From the GMAT online practice test

[marie]

I can't figure this one, I suspect maybe the answer is wrong?

Q: The perimeter of a certain isosceles right triangle is 16 + 16sqrt(2). What is the length of the hypotenuse of the triangle?

- 8
- 16
- 4 sqrt(2)
- 8sqrt(2)
- 16sqrt(2)

The answer says 16, but I think the question should have read the perimeter is 32 + 16sqrt(2). Any thoughts?

[mschling52]

I think 16 is the right answer.

Let x be the length of the hypotenuse. Then, since we are dealing with a 45-45-90 triangle, the lengths of the other 2 sides are each (x/sqrt(2)).

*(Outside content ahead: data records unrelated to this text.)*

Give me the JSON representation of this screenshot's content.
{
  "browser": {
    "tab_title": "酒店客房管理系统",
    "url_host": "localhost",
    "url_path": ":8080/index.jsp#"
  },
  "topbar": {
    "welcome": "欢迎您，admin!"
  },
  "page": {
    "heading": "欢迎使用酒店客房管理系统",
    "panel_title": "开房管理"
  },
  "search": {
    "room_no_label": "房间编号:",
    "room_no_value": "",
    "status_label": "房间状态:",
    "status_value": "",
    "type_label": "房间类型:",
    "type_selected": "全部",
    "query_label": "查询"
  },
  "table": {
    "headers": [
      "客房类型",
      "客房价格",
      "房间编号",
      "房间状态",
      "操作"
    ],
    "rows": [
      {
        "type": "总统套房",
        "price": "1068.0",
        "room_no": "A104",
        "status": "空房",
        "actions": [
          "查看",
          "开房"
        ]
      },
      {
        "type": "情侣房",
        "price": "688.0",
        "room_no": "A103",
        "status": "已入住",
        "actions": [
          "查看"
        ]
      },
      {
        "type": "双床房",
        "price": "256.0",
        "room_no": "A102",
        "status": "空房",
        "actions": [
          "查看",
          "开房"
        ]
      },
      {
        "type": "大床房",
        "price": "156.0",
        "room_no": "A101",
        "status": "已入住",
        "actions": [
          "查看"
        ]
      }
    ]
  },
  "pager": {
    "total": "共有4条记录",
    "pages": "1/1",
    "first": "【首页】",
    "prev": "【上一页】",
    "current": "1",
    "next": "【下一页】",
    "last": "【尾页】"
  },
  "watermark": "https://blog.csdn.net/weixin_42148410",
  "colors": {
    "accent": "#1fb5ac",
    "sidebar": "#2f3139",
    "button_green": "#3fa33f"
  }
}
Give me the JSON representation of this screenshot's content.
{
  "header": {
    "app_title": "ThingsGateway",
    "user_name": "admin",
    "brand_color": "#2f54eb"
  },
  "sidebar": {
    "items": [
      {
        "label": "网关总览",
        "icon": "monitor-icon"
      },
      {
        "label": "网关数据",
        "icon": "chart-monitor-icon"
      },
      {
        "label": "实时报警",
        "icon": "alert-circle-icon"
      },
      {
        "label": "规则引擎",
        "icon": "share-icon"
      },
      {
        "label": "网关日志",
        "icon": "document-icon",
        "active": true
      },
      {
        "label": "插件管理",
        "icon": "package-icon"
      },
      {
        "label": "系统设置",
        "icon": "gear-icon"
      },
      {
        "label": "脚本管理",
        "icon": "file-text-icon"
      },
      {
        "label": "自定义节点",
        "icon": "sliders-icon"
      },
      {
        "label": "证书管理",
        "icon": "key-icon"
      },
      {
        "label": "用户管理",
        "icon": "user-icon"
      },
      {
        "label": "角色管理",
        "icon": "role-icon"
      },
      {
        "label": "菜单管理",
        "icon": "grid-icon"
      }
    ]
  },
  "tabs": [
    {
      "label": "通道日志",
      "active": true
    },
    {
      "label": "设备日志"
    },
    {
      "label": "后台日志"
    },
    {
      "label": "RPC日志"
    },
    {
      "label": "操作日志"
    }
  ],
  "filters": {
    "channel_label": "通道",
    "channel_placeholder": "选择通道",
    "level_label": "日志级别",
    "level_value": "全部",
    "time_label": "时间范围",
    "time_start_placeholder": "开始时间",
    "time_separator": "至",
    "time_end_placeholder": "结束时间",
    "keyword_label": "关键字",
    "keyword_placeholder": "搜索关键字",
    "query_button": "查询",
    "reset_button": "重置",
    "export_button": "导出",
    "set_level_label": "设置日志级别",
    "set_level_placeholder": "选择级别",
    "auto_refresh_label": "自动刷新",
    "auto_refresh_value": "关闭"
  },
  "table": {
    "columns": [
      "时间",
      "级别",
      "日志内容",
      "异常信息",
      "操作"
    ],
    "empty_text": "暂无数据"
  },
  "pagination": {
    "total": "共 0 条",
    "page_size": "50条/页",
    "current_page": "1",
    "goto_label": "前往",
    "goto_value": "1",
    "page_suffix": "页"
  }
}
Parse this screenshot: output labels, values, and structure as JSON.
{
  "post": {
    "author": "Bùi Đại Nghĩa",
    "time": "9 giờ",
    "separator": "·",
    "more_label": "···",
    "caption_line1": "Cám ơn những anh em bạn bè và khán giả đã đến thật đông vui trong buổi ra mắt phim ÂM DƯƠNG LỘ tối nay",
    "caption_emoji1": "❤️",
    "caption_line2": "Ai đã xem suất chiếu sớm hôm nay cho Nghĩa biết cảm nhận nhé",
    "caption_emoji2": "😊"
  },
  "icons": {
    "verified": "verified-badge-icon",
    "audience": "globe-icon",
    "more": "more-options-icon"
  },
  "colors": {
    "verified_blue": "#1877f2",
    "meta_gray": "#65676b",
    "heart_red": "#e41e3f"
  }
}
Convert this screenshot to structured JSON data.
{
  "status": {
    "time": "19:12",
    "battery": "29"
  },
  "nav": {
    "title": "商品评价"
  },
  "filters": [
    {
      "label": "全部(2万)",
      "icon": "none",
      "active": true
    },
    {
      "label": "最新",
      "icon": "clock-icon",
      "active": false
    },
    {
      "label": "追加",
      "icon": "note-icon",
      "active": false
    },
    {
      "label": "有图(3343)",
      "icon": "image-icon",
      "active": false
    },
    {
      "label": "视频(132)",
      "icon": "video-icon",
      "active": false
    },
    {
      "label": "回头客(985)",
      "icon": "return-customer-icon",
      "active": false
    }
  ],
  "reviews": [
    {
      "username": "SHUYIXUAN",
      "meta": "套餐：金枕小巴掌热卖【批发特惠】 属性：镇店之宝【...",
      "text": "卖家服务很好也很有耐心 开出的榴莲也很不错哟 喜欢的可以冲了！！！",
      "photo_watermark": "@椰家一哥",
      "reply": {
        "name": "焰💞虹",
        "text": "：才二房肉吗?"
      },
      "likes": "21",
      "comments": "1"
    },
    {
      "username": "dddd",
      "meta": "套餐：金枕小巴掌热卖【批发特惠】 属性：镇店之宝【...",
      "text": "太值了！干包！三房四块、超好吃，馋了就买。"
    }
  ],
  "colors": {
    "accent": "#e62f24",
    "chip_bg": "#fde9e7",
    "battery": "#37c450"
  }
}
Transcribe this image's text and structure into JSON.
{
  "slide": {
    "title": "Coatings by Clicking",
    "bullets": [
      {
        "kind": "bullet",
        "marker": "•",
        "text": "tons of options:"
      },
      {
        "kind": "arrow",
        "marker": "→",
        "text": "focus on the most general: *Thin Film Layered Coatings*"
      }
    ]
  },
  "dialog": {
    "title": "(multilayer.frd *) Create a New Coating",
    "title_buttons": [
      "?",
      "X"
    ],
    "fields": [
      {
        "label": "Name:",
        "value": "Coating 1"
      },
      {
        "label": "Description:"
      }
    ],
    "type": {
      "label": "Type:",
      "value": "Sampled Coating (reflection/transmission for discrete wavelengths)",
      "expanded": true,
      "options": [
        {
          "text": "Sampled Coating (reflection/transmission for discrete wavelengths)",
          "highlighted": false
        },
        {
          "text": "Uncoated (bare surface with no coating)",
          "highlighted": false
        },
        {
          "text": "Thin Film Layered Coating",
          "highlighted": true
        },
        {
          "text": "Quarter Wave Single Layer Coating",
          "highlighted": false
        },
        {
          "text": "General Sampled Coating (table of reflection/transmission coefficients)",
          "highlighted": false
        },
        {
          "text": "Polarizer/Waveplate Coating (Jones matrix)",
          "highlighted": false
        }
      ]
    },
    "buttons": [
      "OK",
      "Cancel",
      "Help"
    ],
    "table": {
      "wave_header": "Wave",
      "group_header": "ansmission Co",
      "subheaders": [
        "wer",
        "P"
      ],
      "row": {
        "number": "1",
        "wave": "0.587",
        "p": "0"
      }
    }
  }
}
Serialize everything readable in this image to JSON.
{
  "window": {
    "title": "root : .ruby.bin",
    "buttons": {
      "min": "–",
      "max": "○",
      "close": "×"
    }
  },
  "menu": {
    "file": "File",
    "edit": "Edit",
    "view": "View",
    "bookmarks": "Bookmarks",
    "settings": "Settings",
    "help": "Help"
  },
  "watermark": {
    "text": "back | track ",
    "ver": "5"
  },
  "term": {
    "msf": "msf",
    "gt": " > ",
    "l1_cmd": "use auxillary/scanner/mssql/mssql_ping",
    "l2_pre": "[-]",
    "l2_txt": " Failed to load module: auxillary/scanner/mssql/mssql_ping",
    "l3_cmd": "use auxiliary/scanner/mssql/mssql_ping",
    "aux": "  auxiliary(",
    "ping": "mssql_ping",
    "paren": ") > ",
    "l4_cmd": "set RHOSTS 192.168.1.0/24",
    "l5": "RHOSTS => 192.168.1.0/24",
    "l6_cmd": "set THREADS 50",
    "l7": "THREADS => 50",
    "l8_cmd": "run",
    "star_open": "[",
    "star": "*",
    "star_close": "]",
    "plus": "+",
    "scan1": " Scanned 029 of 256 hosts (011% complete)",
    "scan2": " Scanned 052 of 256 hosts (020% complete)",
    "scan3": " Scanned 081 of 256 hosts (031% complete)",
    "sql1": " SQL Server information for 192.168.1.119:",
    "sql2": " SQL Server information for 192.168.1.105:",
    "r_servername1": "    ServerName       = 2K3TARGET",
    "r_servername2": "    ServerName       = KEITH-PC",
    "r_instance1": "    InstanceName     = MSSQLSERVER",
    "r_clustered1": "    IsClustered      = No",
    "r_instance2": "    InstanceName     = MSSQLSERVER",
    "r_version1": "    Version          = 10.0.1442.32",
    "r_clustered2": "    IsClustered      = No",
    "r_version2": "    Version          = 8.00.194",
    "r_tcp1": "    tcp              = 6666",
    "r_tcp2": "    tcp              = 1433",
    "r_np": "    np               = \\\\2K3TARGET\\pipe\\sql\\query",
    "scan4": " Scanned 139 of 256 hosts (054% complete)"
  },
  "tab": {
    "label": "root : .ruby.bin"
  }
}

So, the perimeter of the triangle will be x+(2x)/sqrt(2). We are given the perimeter, so we can set this equation equal to 16+16sqrt(2) and solve for x.

x+(2x)/sqrt(2) = 16+16sqrt(2)

x(1+2/sqrt(2)) = 16(1+sqrt(2))

x(1+sqrt(2)) = 16(1+sqrt(2))

x=16

To double check, the perimeter of a 45-45-90 triangle with hypotenuse of 16 will be

16+16/sqrt(2)+16/sqrt(2) = 16+32/sqrt(2) = 16+(32sqrt(2))/2
= 16 + 16sqrt(2),

which matches the perimeter given in the question

[marie]

Thanks I can see that, so simple, great expanation.